Im August 1948 war es endlich so weit. In Düsseldorf erhielten elf, in Münster fünf Oldtimer eine Prüfungsbescheinigung. Bis zur Erteilung der Sendegenehmigung sollte es aber noch sieben Monate dauern, eine harte Geduldprobe für die DL1-Schar. Das Amateurfunkgesetz wurde erst am 14. Januar 1949 verabschiedet und mit 14. März 1949 in Kraft gesetzt. Druckmittel waren nicht zuletzt die legendäre "Backstein-Aktion": Zur Untermauerung des Gesetzes gingen gut verpackte Ziegelsteine an den Vorsitzenden des Wirtschaftsrates nach Frankfurt. Aber auch die DAs hielten sich nicht länger an die selbst auferlegte Funkstille - was nicht ohne Folgen blieb, wie Hermann Ferring am 9. Februar 1949 am eigenen Leib erfuhr:(11)

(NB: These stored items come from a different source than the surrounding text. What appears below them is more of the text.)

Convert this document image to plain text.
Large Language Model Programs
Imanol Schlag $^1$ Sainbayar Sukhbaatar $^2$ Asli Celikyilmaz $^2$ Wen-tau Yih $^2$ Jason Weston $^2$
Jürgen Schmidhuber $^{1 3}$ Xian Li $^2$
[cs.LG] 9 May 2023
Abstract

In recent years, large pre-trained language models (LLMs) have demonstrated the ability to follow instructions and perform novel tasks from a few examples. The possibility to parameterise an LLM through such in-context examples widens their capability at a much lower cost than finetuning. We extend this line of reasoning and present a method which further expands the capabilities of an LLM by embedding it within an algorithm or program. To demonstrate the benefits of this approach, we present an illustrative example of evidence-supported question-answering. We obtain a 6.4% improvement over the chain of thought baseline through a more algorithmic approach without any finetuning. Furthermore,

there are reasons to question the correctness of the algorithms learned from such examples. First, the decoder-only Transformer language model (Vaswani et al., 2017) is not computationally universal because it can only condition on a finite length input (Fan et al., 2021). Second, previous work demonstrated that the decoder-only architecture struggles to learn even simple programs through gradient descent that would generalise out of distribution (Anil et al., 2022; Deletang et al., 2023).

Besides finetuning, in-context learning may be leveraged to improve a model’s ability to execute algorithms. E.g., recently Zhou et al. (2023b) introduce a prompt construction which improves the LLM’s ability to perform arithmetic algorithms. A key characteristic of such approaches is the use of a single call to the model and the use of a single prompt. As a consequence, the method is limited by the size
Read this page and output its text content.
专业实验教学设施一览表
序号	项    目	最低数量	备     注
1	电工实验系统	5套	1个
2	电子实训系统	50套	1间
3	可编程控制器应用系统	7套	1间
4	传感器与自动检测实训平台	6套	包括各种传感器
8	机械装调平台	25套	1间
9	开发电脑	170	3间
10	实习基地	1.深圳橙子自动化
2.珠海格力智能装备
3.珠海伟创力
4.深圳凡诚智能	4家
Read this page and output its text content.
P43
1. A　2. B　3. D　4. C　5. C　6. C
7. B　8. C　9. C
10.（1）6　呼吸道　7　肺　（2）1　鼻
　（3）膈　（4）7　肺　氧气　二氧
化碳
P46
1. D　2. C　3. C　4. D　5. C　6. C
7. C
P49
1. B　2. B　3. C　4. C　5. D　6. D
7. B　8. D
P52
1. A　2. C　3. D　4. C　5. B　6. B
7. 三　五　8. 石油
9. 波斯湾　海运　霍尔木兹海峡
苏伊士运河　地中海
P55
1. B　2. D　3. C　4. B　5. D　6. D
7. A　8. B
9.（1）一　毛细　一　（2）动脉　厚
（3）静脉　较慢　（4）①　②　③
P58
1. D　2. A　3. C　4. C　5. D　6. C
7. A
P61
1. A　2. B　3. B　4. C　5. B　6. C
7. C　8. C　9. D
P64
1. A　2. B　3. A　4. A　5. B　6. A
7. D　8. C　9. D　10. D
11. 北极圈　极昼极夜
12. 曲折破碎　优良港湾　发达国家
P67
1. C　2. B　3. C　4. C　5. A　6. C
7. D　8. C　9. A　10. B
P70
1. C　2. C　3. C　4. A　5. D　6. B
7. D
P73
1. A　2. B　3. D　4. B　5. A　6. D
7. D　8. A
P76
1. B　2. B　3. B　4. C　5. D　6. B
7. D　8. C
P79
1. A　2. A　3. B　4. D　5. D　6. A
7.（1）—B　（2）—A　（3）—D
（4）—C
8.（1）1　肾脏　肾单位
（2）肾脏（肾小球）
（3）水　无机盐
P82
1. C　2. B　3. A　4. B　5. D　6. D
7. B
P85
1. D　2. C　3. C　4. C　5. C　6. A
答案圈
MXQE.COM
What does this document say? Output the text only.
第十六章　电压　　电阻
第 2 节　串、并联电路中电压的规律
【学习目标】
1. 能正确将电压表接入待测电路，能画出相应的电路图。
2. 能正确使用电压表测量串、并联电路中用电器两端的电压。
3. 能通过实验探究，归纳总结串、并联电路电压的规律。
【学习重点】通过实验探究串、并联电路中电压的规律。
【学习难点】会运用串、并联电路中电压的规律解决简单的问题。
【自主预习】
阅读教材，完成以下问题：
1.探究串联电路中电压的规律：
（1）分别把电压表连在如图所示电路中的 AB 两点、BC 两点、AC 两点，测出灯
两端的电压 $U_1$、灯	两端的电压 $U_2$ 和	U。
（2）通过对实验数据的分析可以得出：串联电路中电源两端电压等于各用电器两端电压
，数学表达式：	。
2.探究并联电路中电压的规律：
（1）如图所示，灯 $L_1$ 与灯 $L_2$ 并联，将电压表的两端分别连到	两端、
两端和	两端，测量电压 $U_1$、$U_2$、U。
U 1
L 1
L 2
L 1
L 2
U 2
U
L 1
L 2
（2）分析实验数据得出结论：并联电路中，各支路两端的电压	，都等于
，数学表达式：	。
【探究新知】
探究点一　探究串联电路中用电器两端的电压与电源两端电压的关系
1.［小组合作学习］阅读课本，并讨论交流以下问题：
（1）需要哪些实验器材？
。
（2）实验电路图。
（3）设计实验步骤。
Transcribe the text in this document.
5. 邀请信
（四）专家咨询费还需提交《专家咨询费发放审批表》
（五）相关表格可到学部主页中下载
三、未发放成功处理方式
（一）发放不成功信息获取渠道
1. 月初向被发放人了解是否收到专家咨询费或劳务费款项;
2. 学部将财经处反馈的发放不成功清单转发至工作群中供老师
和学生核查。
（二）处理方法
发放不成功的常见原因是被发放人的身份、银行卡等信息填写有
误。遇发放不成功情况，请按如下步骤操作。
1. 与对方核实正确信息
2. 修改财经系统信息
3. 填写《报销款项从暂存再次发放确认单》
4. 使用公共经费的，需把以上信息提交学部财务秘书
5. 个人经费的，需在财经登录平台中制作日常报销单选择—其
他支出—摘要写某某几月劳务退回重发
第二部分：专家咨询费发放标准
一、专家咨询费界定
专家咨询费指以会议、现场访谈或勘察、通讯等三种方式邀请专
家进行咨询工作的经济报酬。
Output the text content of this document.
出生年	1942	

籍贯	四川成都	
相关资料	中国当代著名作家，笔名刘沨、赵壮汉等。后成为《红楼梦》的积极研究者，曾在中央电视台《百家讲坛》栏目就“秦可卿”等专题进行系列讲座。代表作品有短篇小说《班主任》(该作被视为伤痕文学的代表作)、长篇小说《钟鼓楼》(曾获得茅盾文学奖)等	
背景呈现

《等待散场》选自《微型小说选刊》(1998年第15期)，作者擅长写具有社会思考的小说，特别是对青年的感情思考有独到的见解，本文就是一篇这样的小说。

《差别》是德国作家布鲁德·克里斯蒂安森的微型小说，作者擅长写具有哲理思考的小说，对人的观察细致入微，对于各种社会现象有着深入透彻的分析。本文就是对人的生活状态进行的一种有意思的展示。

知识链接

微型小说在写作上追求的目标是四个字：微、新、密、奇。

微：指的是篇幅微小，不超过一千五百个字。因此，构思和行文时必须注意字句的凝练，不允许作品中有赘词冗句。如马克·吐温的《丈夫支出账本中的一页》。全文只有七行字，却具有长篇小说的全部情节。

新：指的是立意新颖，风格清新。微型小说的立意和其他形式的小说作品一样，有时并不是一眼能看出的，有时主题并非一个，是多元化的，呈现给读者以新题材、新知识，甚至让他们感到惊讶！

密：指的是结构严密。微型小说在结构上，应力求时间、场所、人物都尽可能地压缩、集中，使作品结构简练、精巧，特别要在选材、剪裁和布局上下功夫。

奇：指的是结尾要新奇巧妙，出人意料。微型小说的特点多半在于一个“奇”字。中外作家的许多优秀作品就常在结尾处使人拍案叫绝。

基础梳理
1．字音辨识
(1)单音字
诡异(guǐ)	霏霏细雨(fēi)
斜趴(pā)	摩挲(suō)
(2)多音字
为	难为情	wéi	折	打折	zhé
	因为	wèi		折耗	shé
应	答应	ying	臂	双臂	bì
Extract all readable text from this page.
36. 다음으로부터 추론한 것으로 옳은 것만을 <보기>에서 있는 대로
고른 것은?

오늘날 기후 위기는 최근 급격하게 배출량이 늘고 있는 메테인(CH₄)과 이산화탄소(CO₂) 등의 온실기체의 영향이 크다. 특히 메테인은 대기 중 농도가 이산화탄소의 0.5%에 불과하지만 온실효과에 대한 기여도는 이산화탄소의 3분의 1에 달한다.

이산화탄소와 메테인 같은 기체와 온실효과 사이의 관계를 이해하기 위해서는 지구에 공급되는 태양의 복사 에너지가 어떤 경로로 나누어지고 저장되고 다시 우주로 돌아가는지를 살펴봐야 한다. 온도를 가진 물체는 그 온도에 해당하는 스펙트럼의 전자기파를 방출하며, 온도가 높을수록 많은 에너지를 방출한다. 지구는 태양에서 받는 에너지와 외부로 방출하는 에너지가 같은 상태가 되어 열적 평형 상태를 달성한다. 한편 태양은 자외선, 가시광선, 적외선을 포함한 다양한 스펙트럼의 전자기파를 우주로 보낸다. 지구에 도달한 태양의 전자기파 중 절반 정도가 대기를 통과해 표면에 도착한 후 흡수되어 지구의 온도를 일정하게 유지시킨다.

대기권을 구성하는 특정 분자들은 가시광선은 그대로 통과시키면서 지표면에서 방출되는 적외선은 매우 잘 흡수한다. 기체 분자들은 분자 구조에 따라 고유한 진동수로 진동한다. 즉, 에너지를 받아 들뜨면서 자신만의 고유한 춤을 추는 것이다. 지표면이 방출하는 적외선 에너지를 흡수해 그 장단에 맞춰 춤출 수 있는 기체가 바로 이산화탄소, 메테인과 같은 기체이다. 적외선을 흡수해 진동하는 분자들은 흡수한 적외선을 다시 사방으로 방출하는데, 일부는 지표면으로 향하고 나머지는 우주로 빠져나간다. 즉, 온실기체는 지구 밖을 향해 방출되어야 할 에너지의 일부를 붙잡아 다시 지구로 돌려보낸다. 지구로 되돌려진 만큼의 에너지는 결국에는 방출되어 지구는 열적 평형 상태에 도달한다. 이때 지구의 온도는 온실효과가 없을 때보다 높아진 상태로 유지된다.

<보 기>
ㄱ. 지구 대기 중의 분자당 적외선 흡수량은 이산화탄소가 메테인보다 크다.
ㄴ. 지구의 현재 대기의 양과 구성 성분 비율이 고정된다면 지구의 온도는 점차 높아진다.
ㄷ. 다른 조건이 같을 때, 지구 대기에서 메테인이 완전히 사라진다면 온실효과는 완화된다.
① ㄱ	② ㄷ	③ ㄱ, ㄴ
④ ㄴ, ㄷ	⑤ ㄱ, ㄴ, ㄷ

"Gepanzerte Fahrzeuge der Briten schirmten die Alstaderstraße 77 ab. Ich war im Hause. In einem Zimmer auf einem Küchentisch stand mein Lo 40k39. Die Antenne und die Junkers-Morsetaste waren nicht angeschlossen. Der Empfänger Radione R3 befand sich nicht im Raum. Ich wurde gut behandelt, was manchmal bei derartigen Aktionen Glückssache ist. Während ein Trupp Soldaten die Wohnung durchsuchte, nahmen mich zwei Briten beiseite und bedeuteten mir in Englisch: ‚You not keying'. Ich konnte kein Englisch, aber das hatte ich verstanden. Ich wurde vernommen und habe nicht zugegeben, gesendet zu haben. Die Sachen blieben in der Alleestraße 74 bei Willi Stumpf und standen unter Arrest mit deutscher Polizeibewachung. Am 3. Mai 1949, laut Schriftstück der Militärregierung, wurden die Sachen freigegeben."